Charge conduction without paying for energy

12 April 2018. NUS chemists have found a way to manipulate the movement of charges in solid-state molecular junctions to reduce power consumption.

Understanding and controlling the flow of charges at the nanoscale are important to develop new ways of reducing the power consumption in molecular electronic devices. A molecular junction is made of molecules connecting two metallic electrodes together. For a charge to flow across this junction, it usually needs to overcome an activation energy barrier. This requires energy input which can be in the form of heat. The “Marcus theory” describes the science behind this and explains the effect of temperature on the current flow across molecular junctions. At higher temperatures, the charges can cross the energy barrier more easily.

Prof Christian NIJHUIS from the Department of Chemistry, NUS in collaboration with Prof Enrique del BARCO from University of Central Florida have shown experimentally that under certain conditions, charges can “hop” across molecular junctions without needing to cross the activation energy barrier. In this process, the flow of charges becomes independent of temperature changes and the charges flow as though there is no activation energy barrier. This unique operating condition, known as the “inverted Marcus” region, has not been demonstrated experimentally before. The research findings, which allow the bypassing of the activation energy barrier at molecular junctions, provide a potential new way to reduce power consumption in molecular devices.

Prof Nijhuis said, “Our team has shown experimentally the transition from the “Marcus” to the “inverted Marcus” region in a solid-state molecular tunnel junction using a molecular double quantum dot which we developed. This complex molecule can be visualised as two different units, which are coupled together. When a charge is placed on one location of the molecule, the energy levels of the other part of the molecule change, allowing charges to cross the molecular junction without an energy penalty.”

“Our experimental results also fit well with a theoretical model that combines two theories (Landauer and Marcus theories) which describe the mechanisms of charge transport across molecules. We found an approach where additional power to overcome activation barriers is not required for the charge transport across the molecular junction and this reduces power consumption. The research outcomes provide new insights that are important for the design of molecular junctions,” added Prof Nijhuis.
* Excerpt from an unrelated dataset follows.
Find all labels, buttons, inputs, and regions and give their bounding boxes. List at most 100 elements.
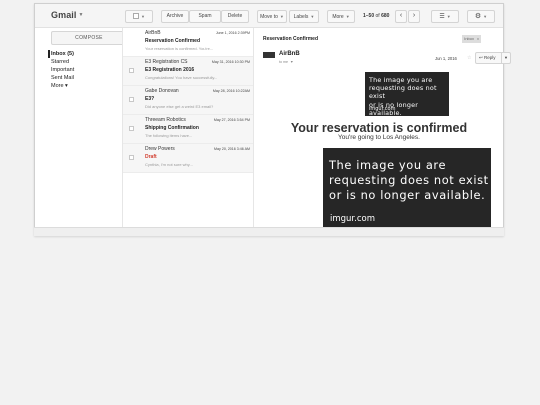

The figure shows an artist’s impression of molecular junctions where a monolayer of molecules connect the top and bottom electrodes together. Molecular junctions are important active elements for molecular electronics and it is important to understand the physical mechanisms controlling electron transport through them. 

 

Reference

L Yuan; L Wang; AR Garrigues; L Jiang; HV Annadata; M Anguera Antonana; E del Barco*, CA Nijhuis*, “Transition from Direct to Inverted Charge Transport Marcus Regions in Molecular Junctions via Molecular Orbital Gating” NATURE NANTECHNOLOGY DOI: 10.1038/s41565-018-0068-4 Published: 2018.